Prompt recipe to start in Hera
Create a reusable motion graphics template system for [brand]. Use these brand colors: [hex codes], fonts: [fonts], logo: [asset], tone: [tone]. Include intro, proof card, UI callout, chart, lower third, and CTA templates.
A good first prompt should name the audience, product category, visual style, aspect ratio, duration, brand colors, and the one message that cannot be missed. After the first generation, refine timing, hierarchy, labels, and transitions in smaller prompts instead of asking the model to solve everything at once.
Prompt variables to replace
| Variable | What to write | | --- | --- | | brand | Replace with a concrete detail from this campaign, not a generic label. | | hex codes | Replace with a concrete detail from this campaign, not a generic label. | | fonts | Replace with a concrete detail from this campaign, not a generic label. | | asset | Replace with a concrete detail from this campaign, not a generic label. | | tone | Replace with a concrete detail from this campaign, not a generic label. |
Follow-up prompts that improve the first draft
- Make the first 3 seconds more specific to this is for teams that want ai speed without losing brand consistency across product launches, ads, explainers, onboarding, and social videos.
- Reduce on-screen text by 30 percent and keep every line readable on mobile.
- Make the CTA frame work as a static thumbnail.
- Create a second version with slower pacing and more whitespace.
Channel cutdown plan
- Homepage: 16:9, 30 to 45 seconds, focused on the full product launch videos story.
- LinkedIn: 1:1 or 4:5, 20 to 30 seconds, silent-first with a strong first frame.
- Reels, Shorts, and TikTok: 9:16, 12 to 20 seconds, one hook and one proof point.

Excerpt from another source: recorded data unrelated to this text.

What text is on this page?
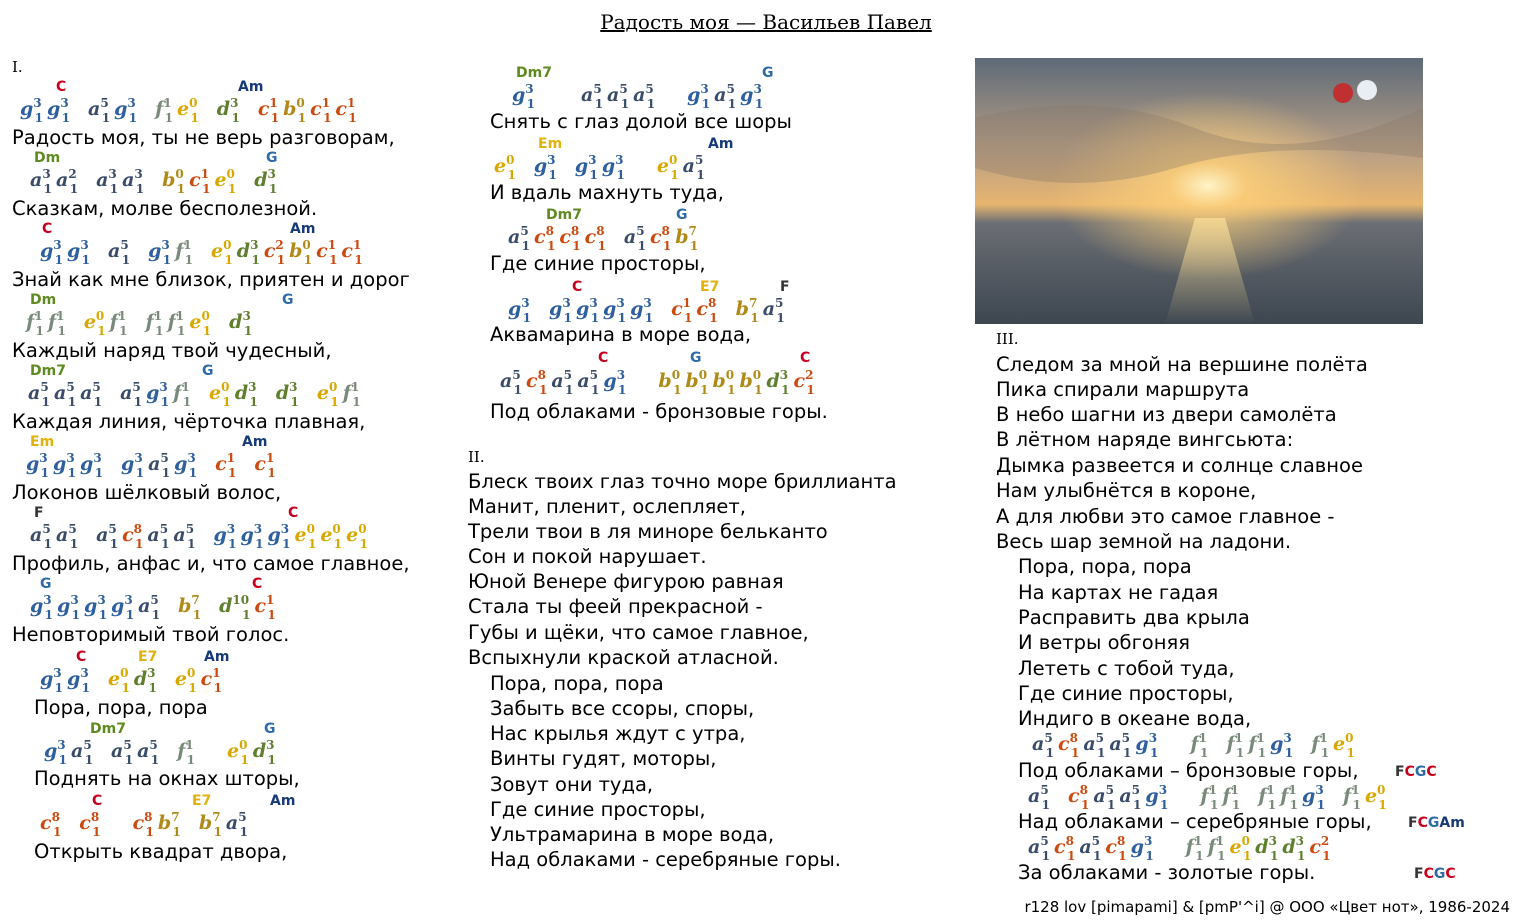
Радость моя — Васильев Павел
I.
Радость моя, ты не верь разговорам,
Сказкам, молве бесполезной.
Знай как мне близок, приятен и дорог
Каждый наряд твой чудесный,
Каждая линия, чёрточка плавная,
Локонов шёлковый волос,
Профиль, анфас и, что самое главное,
Неповторимый твой голос.
Пора, пора, пора
Поднять на окнах шторы,
Открыть квадрат двора,
C	Am
Dm	G
C	Am
Dm	G
Dm7	G
Em	Am
F	C
G	C
C	E7	Am
Dm7	G
C	E7	Am
$g^3_1$ $g^3_1$ $a^5_1$ $g^3_1$ $f^1_1$ $e^0_1$ $d^3_1$ $c^1_1$ $b^0_1$ $c^1_1$ $c^1_1$
$a^3_1$ $a^2_1$ $a^3_1$ $a^3_1$ $b^0_1$ $c^1_1$ $e^0_1$ $d^3_1$
$g^3_1$ $g^3_1$ $a^5_1$ $g^3_1$ $f^1_1$ $e^0_1$ $d^3_1$ $c^2_1$ $b^0_1$ $c^1_1$ $c^1_1$
$f^1_1$ $f^1_1$ $e^0_1$ $f^1_1$ $f^1_1$ $f^1_1$ $e^0_1$ $d^3_1$
$a^5_1$ $a^5_1$ $a^5_1$ $a^5_1$ $g^3_1$ $f^1_1$ $e^0_1$ $d^3_1$ $d^3_1$ $e^0_1$ $f^1_1$
$g^3_1$ $g^3_1$ $g^3_1$ $g^3_1$ $a^5_1$ $g^3_1$ $c^1_1$ $c^1_1$
$a^5_1$ $a^5_1$ $a^5_1$ $c^8_1$ $a^5_1$ $a^5_1$ $g^3_1$ $g^3_1$ $g^3_1$ $e^0_1$ $e^0_1$ $e^0_1$
$g^3_1$ $g^3_1$ $g^3_1$ $g^3_1$ $a^5_1$ $b^7_1$ $d^{10}_1$ $c^1_1$
$g^3_1$ $g^3_1$ $e^0_1$ $d^3_1$ $e^0_1$ $c^1_1$
$g^3_1$ $a^5_1$ $a^5_1$ $a^5_1$ $f^1_1$ $e^0_1$ $d^3_1$
$c^8_1$ $c^8_1$ $c^8_1$ $b^7_1$ $b^7_1$ $a^5_1$
II.
III.
Снять с глаз долой все шоры
И вдаль махнуть туда,
Где синие просторы,
Аквамарина в море вода,
Под облаками - бронзовые горы.
Dm7	G
Em	Am
Dm7	G
C	E7	F
C	G	C
$g^3_1$ $a^5_1$ $a^5_1$ $a^5_1$ $g^3_1$ $a^5_1$ $g^3_1$
$e^0_1$ $g^3_1$ $g^3_1$ $g^3_1$ $e^0_1$ $a^5_1$
$a^5_1$ $c^8_1$ $c^8_1$ $c^8_1$ $a^5_1$ $c^8_1$ $b^7_1$
$g^3_1$ $g^3_1$ $g^3_1$ $g^3_1$ $g^3_1$ $c^1_1$ $c^8_1$ $b^7_1$ $a^5_1$
$a^5_1$ $c^8_1$ $a^5_1$ $a^5_1$ $g^3_1$ $b^0_1$ $b^0_1$ $b^0_1$ $b^0_1$ $d^3_1$ $c^2_1$
Блеск твоих глаз точно море бриллианта
Манит, пленит, ослепляет,
Трели твои в ля миноре бельканто
Сон и покой нарушает.
Юной Венере фигурою равная
Стала ты феей прекрасной -
Губы и щёки, что самое главное,
Вспыхнули краской атласной.
Пора, пора, пора
Забыть все ссоры, споры,
Нас крылья ждут с утра,
Винты гудят, моторы,
Зовут они туда,
Где синие просторы,
Ультрамарина в море вода,
Над облаками - серебряные горы.
Следом за мной на вершине полёта
Пика спирали маршрута
В небо шагни из двери самолёта
В лётном наряде вингсьюта:
Дымка развеется и солнце славное
Нам улыбнётся в короне,
А для любви это самое главное -
Весь шар земной на ладони.
Пора, пора, пора
На картах не гадая
Расправить два крыла
И ветры обгоняя
Лететь с тобой туда,
Где синие просторы,
Индиго в океане вода,
Под облаками – бронзовые горы,
Над облаками – серебряные горы,
За облаками - золотые горы.
$a^5_1$ $c^8_1$ $a^5_1$ $a^5_1$ $g^3_1$ $f^1_1$ $f^1_1$ $f^1_1$ $g^3_1$ $f^1_1$ $e^0_1$
$a^5_1$ $c^8_1$ $a^5_1$ $a^5_1$ $g^3_1$ $f^1_1$ $f^1_1$ $f^1_1$ $f^1_1$ $g^3_1$ $f^1_1$ $e^0_1$
$a^5_1$ $c^8_1$ $a^5_1$ $c^8_1$ $g^3_1$ $f^1_1$ $f^1_1$ $e^0_1$ $d^3_1$ $d^3_1$ $c^2_1$
FCGC
FCGAm
FCGC
r128 lov [pimapami] & [pmP'^i] @ ООО «Цвет нот», 1986-2024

- Email or sales follow-up: 15 to 30 seconds, direct CTA and minimal animation noise.
Production checklist
- Document approved colors, fonts, logo usage, and motion rules.
- Create templates for the assets your team uses most often.

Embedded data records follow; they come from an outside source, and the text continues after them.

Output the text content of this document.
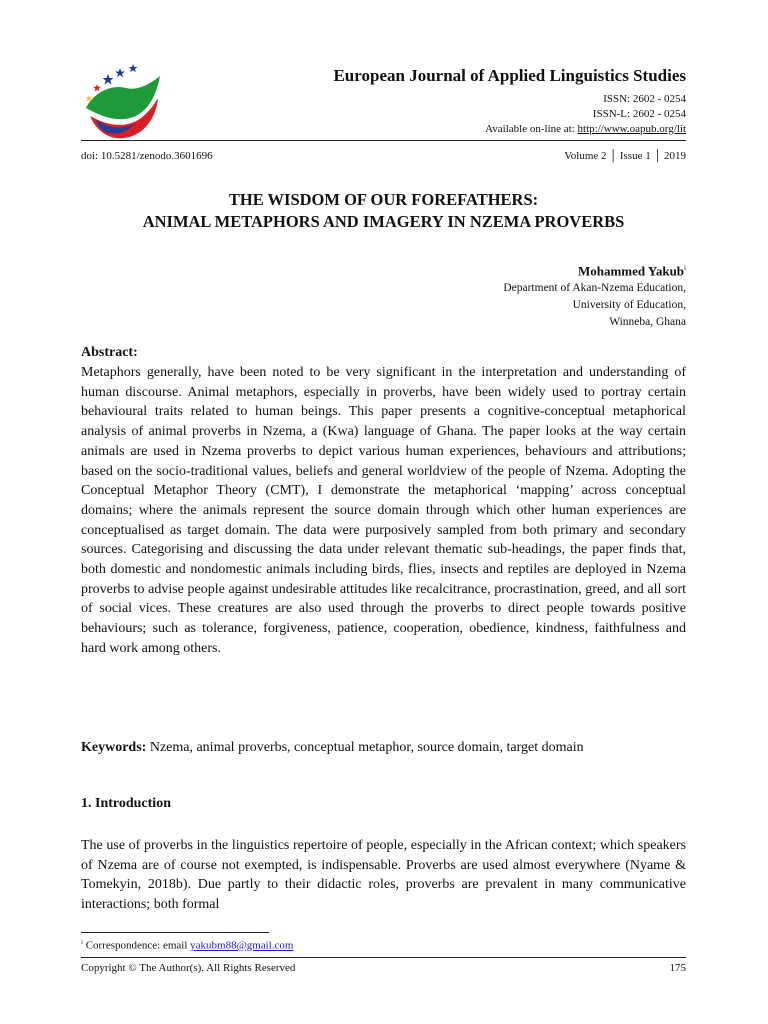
European Journal of Applied Linguistics Studies
ISSN: 2602 - 0254
ISSN-L: 2602 - 0254
Available on-line at: http://www.oapub.org/lit
doi: 10.5281/zenodo.3601696	Volume 2 │ Issue 1 │ 2019
THE WISDOM OF OUR FOREFATHERS:
ANIMAL METAPHORS AND IMAGERY IN NZEMA PROVERBS
Mohammed Yakub$^i$
Department of Akan-Nzema Education,
University of Education,
Winneba, Ghana
Abstract:
Metaphors generally, have been noted to be very significant in the interpretation and understanding of human discourse. Animal metaphors, especially in proverbs, have been widely used to portray certain behavioural traits related to human beings. This paper presents a cognitive-conceptual metaphorical analysis of animal proverbs in Nzema, a (Kwa) language of Ghana. The paper looks at the way certain animals are used in Nzema proverbs to depict various human experiences, behaviours and attributions; based on the socio-traditional values, beliefs and general worldview of the people of Nzema. Adopting the Conceptual Metaphor Theory (CMT), I demonstrate the metaphorical ‘mapping’ across conceptual domains; where the animals represent the source domain through which other human experiences are conceptualised as target domain. The data were purposively sampled from both primary and secondary sources. Categorising and discussing the data under relevant thematic sub-headings, the paper finds that, both domestic and nondomestic animals including birds, flies, insects and reptiles are deployed in Nzema proverbs to advise people against undesirable attitudes like recalcitrance, procrastination, greed, and all sort of social vices. These creatures are also used through the proverbs to direct people towards positive behaviours; such as tolerance, forgiveness, patience, cooperation, obedience, kindness, faithfulness and hard work among others.
Keywords: Nzema, animal proverbs, conceptual metaphor, source domain, target domain
1. Introduction
The use of proverbs in the linguistics repertoire of people, especially in the African context; which speakers of Nzema are of course not exempted, is indispensable. Proverbs are used almost everywhere (Nyame & Tomekyin, 2018b). Due partly to their didactic roles, proverbs are prevalent in many communicative interactions; both formal
$^i$ Correspondence: email yakubm88@gmail.com
Copyright © The Author(s). All Rights Reserved	175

- Review generated videos for accessibility and readability.
- Save prompt patterns that produce good results.
- Assign one owner for final brand approval.

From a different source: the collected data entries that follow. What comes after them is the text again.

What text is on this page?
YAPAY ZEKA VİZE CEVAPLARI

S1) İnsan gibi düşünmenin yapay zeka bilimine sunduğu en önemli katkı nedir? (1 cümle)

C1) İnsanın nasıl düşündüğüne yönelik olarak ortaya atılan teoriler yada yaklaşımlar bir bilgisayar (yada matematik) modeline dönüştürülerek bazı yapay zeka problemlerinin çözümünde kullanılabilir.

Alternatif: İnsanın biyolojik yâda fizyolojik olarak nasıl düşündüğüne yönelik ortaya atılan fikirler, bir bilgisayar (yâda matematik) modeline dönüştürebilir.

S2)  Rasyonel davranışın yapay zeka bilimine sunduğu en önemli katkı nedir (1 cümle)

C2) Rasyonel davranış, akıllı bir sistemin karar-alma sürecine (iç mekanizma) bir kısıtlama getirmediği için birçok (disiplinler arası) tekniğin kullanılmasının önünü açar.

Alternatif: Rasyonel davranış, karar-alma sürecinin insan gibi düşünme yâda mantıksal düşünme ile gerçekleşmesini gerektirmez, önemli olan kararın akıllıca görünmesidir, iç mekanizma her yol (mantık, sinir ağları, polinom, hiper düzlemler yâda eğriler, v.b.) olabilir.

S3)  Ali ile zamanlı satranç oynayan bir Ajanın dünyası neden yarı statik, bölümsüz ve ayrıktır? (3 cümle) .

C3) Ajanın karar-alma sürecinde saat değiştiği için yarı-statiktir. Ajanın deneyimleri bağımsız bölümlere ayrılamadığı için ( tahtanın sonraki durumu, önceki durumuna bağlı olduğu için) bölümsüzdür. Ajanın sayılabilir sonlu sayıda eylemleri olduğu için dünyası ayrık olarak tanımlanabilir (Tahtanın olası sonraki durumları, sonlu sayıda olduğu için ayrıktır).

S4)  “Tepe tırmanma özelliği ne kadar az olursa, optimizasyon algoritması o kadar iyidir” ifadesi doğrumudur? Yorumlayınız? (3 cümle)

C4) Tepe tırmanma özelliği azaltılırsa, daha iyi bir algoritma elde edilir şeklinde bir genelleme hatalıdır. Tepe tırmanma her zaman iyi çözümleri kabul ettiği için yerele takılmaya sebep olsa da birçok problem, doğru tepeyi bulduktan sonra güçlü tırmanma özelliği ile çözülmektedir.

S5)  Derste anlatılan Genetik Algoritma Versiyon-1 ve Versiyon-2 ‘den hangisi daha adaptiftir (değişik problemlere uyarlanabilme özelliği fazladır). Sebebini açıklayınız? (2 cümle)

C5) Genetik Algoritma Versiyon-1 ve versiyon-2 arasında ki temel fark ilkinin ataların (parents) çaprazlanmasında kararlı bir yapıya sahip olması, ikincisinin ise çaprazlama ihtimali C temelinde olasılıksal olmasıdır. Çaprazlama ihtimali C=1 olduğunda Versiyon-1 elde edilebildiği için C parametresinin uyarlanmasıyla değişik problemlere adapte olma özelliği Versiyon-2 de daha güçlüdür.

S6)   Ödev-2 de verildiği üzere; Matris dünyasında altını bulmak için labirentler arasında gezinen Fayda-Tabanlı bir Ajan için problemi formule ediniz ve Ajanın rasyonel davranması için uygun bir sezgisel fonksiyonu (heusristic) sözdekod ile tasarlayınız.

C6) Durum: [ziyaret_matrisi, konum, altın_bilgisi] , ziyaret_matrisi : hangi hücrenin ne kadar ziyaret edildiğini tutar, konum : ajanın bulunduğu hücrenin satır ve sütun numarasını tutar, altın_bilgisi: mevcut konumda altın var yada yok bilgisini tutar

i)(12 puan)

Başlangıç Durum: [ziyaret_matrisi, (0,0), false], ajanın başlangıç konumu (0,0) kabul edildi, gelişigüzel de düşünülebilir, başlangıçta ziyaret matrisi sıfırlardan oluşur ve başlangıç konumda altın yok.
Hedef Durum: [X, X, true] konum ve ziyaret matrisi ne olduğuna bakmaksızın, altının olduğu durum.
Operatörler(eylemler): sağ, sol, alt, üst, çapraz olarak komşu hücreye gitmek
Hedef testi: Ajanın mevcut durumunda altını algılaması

Quality bar before publishing
- The first frame explains the topic without audio.
- Every text element is readable on a phone screenshot.
- Each motion beat has a job: reveal, compare, emphasize, transition, or close.
- The final frame tells the viewer what to do next.
- The video still makes sense if exported as a silent autoplay asset.
What to measure
- CTA click-through rate from the video frame.
- Scroll depth or watch time on the landing page.
- Qualified signups, demo requests, or waitlist joins.
- Reuse rate across launch channels.
Common mistakes to avoid
- Letting every prompt invent a new style.
- Using brand colors without defining hierarchy and contrast.
- Skipping the review step because the video looks polished.
Why Hera fits this use case
Hera's brand kit and editable motion workflow are designed for teams that need consistent output across many video types, not just isolated AI-generated clips.
Build the workflow
Use the AI Motion Graphics Prompt Generator to turn this article into a structured prompt, open the Product launch videos use-case page for a conversion-focused workflow, or start from the Brand Motion Kit Template if you want a copy-paste structure.
Fastest path for agencies
- Open the Agencies audience workflow to match the asset to the team's job.
- Use the Brand Motion Kit Template to draft the script, scene order, and asset checklist.
- Generate the first version in the AI Motion Graphics Prompt Generator, then tighten labels, timing, and CTA frames.
FAQ
What should a motion brand kit include?
Include logos, colors, fonts, type rules, transition styles, CTA treatments, examples, and do-not-use guidance.
Can AI keep videos on brand?
It can get much closer when you provide specific brand assets and constraints, then review and save approved templates.
What templates should teams create first?
Start with intro, CTA, proof card, product callout, chart, lower third, and social hook templates.
Next step
Generate a stronger motion prompt, generate a first draft, then edit the text, colors, timing, and composition until the video looks like a real part of your campaign rather than a generic template.